I have an Epson 3020 and I'm trying to get the projector closer to the screen so when the kids are sitting on the floor they don't in the way of the projector. When I use the projector central calculator it says the recommended distance is 15'7" for optimal picture. On the epson calculator it says a range from 12'7" to 20'5". What are your opinions of putting it 12'7" away t have more floor room?


----------



## onedayiwillbedone (Dec 20, 2011)

I have the 6020 projecting on a Jamestown 120" screen. At first I had it 12 feet back, then changed where I wanted it and it is now about 15 feet back. I honestly could not tell a difference in picture quality. There are others here that are way more knowledgeable than me though. What size image are you projecting? Not sure how different our throw distances are either I would have to check Epsons site.


----------



## Yiannis1970 (Sep 2, 2012)

It is a common attitude not to push projector lens at its limits using the whole range of zoom in order to avoid probable aberration and distorsions.
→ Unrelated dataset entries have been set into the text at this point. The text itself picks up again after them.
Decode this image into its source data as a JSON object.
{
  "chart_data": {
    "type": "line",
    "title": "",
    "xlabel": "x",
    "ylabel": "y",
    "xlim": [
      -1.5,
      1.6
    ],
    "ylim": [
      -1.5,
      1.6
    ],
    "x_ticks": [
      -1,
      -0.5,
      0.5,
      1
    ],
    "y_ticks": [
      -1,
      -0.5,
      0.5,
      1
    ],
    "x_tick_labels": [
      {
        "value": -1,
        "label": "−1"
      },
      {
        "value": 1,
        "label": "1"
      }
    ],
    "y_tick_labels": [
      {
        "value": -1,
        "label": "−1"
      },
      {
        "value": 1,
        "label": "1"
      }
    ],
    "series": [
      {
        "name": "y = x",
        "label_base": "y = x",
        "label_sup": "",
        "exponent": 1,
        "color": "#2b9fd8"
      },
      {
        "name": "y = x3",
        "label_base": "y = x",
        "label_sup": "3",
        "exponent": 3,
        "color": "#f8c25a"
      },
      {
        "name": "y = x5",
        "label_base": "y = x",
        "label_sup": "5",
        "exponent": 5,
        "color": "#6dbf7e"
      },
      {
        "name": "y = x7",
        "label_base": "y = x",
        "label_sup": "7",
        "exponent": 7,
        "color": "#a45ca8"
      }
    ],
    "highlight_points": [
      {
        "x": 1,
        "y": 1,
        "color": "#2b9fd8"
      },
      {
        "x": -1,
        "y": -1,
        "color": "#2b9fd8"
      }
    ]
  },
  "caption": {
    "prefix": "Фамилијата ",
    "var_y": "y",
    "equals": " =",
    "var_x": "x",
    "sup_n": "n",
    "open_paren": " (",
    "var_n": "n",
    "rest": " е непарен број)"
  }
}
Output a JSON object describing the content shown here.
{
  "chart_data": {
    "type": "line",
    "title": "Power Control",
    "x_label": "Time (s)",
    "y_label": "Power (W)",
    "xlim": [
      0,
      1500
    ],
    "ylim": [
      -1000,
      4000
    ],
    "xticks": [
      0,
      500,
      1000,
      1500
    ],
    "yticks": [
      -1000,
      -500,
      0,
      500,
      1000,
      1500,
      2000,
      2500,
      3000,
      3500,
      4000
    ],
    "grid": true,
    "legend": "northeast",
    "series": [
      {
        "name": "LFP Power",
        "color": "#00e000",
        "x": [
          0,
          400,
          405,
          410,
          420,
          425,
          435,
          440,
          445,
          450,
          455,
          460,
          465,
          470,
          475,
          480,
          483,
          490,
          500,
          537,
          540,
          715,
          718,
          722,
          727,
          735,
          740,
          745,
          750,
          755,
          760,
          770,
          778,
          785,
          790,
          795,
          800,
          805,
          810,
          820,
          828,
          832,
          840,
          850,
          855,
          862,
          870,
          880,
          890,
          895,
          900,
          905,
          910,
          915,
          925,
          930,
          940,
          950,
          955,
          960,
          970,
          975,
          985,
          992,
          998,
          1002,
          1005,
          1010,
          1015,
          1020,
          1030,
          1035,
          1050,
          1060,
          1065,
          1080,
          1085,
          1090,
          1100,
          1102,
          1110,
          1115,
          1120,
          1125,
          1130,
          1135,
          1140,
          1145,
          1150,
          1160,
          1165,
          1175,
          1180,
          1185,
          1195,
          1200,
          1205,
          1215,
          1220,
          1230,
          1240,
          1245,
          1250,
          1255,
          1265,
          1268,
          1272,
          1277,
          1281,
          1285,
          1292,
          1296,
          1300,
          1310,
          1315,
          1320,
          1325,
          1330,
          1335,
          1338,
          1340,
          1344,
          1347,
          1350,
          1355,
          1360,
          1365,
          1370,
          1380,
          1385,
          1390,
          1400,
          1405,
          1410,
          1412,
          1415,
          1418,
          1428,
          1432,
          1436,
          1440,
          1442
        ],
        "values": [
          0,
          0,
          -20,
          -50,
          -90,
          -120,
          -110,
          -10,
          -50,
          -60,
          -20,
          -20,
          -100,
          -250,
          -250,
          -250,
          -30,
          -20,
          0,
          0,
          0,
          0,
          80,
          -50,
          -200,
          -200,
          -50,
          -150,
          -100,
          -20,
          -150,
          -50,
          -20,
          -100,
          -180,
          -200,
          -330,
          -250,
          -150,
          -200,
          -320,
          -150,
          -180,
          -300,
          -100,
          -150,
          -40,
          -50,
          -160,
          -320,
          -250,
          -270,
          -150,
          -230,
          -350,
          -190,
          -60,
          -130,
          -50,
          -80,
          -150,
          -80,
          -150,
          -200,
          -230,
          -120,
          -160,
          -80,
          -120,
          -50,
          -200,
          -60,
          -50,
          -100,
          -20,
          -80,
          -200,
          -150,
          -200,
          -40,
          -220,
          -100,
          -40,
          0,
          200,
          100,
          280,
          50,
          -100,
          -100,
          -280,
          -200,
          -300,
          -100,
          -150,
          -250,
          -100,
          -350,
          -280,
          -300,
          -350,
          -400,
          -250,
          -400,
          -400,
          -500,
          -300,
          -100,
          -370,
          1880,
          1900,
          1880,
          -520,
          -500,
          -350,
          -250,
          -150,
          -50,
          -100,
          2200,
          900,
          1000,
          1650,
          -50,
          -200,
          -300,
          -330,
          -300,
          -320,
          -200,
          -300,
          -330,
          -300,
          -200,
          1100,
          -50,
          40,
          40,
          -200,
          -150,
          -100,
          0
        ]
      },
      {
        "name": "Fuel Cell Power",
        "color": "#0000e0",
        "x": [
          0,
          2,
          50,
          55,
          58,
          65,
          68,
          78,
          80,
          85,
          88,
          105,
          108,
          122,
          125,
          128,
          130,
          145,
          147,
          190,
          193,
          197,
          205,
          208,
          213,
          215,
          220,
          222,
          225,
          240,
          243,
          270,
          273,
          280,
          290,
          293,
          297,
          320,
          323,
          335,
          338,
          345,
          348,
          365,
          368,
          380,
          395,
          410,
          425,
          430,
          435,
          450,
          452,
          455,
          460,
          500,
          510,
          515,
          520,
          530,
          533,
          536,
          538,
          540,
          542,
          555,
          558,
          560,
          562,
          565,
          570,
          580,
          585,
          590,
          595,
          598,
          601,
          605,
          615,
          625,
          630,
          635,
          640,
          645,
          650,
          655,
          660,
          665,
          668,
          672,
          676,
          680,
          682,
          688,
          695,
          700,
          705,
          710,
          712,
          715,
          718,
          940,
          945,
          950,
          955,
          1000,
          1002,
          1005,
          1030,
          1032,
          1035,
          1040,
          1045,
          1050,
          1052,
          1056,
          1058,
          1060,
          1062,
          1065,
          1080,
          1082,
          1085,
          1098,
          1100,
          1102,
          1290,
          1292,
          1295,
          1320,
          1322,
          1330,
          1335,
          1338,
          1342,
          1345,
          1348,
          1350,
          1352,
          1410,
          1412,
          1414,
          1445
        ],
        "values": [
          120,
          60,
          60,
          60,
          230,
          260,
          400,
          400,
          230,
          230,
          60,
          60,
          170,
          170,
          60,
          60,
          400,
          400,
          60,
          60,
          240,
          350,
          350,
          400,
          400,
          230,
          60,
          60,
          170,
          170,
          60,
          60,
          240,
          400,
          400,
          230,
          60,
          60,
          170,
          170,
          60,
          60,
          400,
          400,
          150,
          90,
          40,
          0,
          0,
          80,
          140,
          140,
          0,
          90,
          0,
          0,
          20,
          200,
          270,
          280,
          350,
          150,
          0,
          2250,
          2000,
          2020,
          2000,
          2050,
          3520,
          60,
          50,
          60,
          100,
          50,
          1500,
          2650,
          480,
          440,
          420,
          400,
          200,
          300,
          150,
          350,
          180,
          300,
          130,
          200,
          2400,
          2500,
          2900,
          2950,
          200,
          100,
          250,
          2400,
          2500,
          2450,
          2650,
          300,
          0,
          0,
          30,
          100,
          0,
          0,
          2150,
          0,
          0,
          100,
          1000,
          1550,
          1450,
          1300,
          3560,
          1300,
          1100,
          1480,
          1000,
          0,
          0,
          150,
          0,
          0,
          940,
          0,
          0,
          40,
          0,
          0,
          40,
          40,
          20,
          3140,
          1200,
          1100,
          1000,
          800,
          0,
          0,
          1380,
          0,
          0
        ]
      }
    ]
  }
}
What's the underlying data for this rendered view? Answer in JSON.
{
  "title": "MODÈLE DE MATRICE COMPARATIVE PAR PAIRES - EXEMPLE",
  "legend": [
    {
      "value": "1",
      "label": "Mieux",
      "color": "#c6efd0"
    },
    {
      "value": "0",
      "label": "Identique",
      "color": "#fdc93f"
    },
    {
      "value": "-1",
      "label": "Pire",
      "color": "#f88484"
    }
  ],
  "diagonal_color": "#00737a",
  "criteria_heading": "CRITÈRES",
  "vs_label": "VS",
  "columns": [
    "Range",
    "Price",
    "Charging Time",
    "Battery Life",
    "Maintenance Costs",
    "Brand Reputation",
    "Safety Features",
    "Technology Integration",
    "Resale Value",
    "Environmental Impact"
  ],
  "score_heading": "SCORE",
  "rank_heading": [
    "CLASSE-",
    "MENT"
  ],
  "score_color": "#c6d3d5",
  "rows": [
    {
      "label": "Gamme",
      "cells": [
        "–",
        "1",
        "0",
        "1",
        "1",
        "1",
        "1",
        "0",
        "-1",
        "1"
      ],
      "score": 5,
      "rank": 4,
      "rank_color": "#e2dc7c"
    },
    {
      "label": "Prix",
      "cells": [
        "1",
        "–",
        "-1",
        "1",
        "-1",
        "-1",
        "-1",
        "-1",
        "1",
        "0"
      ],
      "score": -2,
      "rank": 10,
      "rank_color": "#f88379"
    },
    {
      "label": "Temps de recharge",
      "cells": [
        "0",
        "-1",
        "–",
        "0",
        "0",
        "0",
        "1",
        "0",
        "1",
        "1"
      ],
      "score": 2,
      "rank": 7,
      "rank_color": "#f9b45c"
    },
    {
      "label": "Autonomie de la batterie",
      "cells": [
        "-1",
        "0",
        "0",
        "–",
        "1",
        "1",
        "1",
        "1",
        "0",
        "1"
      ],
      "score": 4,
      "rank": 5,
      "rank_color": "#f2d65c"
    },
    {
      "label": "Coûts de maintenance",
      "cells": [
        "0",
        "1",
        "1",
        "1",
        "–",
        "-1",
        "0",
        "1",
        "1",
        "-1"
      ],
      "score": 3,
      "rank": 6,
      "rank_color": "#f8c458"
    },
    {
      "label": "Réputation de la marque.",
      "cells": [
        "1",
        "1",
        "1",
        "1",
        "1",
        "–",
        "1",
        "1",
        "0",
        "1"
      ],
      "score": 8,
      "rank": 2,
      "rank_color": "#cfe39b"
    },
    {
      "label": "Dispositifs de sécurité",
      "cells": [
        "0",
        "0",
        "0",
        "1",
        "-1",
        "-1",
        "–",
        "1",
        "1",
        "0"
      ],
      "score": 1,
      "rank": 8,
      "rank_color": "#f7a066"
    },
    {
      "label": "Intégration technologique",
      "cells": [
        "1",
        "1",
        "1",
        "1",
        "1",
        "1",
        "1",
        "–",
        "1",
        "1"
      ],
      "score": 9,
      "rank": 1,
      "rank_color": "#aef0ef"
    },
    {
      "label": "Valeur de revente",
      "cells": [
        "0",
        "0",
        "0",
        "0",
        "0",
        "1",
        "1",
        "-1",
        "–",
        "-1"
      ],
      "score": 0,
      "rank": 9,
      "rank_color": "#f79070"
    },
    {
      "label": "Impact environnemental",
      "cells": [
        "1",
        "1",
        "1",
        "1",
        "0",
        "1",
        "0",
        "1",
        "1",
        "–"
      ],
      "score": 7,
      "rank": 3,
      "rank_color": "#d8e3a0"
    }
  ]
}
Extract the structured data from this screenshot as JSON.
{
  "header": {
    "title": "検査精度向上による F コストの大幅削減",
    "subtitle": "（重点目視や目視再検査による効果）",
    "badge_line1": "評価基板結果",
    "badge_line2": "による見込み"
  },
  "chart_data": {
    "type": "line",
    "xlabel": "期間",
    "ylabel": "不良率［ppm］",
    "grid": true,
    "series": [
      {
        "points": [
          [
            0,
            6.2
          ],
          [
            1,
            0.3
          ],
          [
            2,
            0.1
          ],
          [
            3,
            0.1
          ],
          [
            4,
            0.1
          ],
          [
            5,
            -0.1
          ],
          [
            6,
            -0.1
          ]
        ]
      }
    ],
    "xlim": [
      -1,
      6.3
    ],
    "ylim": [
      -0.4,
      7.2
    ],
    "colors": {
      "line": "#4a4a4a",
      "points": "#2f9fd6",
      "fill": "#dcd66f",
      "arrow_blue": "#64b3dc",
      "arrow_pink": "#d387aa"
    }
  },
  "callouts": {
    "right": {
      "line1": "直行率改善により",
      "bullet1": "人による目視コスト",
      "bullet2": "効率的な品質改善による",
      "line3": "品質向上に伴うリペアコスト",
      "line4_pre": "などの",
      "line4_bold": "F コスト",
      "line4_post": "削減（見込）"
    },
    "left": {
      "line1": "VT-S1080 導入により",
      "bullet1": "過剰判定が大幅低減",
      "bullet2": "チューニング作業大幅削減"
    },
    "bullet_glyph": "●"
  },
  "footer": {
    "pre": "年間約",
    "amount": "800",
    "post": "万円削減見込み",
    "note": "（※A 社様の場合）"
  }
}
Entry level models are not equiped with Konica Minolta lenses, so it's wise to go easy on them. On the other hand, if you don't notice any image degradation, you can live happily with Epson at this distance.


----------



## Dream Theater (Sep 14, 2014)

Yiannis1970 said:


> It is a common attitude not to push projector lens at its limits using the whole range of zoom in order to avoid probable aberration and distorsions. Entry level models are not equiped with Konica Minolta lenses, so it's wise to go easy on them. On the other hand, if you don't notice any image degradation, you can live happily with Epson at this distance.


I will be projecting on a 130" screen


----------



## rambocommando (Aug 28, 2014)

Something you'll have to keep in mind too is that the image brightness will increase obviously, and you'll have to make sure that all 130" of the screen are going to be filled. I would assume the calculation from project central are accurate


----------



## Dream Theater (Sep 14, 2014)

rambocommando said:


> Something you'll have to keep in mind too is that the image brightness will increase obviously, and you'll have to make sure that all 130" of the screen are going to be filled. I would assume the calculation from project central are accurate


The main reason I want to move the projector forward is to have more floor room for the kids to sit without affecting the throw. The brightness would be a bonus. My room is also in a basement and light is not a factor.


----------